Third, Opus 4.6 did not answer 10.8% of valid clinical questions because its guardrails treated the questions as policy violations.

This automated blocking behaviour highlights the operational constraint of general LLMs. Their guardrails come pre-set by the provider, so valid domain-specific questions can be blocked under a generic policy. An SLM gives the organisation freedom to deploy guardrails that match its own risk profile, legal requirements, and operational environments.

Conclusion

Using LLMs for clinical tasks seems like the right approach. On the surface, they are trained on every textbook, have read everything available on the internet, and perform well on easy benchmarks.
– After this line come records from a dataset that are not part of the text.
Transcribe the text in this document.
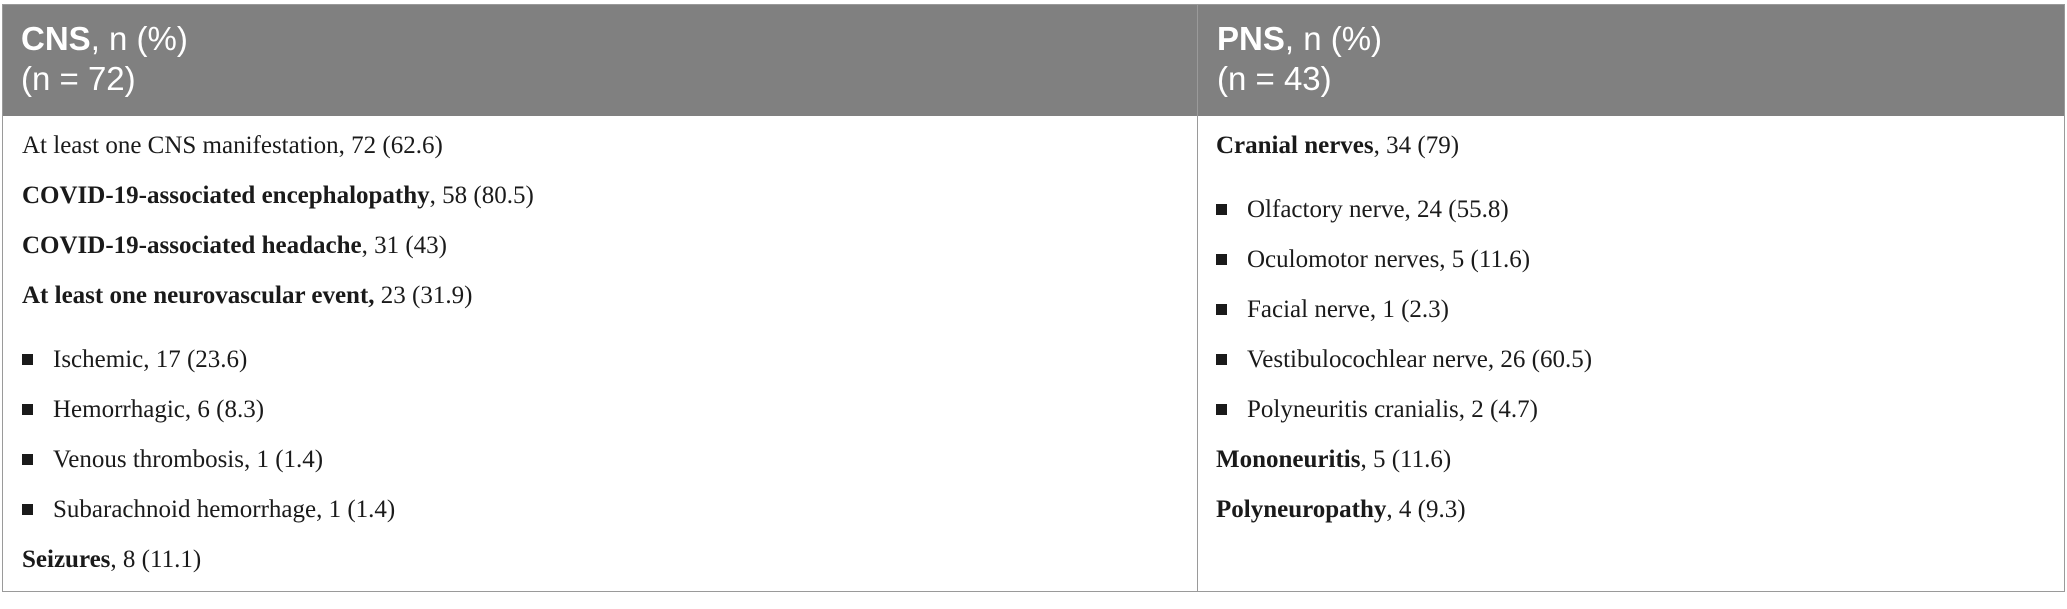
CNS, n (%)
(n = 72)
PNS, n (%)
(n = 43)
At least one CNS manifestation, 72 (62.6)
COVID-19-associated encephalopathy, 58 (80.5)
COVID-19-associated headache, 31 (43)
At least one neurovascular event, 23 (31.9)
Ischemic, 17 (23.6)
Hemorrhagic, 6 (8.3)
Venous thrombosis, 1 (1.4)
Subarachnoid hemorrhage, 1 (1.4)
Seizures, 8 (11.1)
Cranial nerves, 34 (79)
Olfactory nerve, 24 (55.8)
Oculomotor nerves, 5 (11.6)
Facial nerve, 1 (2.3)
Vestibulocochlear nerve, 26 (60.5)
Polyneuritis cranialis, 2 (4.7)
Mononeuritis, 5 (11.6)
Polyneuropathy, 4 (9.3)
Yet, they have been shown to be less capable to operate in a real-world environment.

Our SLM, trained with our unique scenario design and Reinforcement Learning environment, learned to act like an expert and seek more information before giving advice.

SLM gives organisations the opportunity to achieve significant better performance on specialised environment. We believe they offer significant better value than frontier LLMs that cost tens of billions to build and are two orders of magnitude more expensive to operate.

[1]: This "eagerness to respond" is so ingrained that we found prompt engineering was insufficient to steer the LLMs away from this behaviour.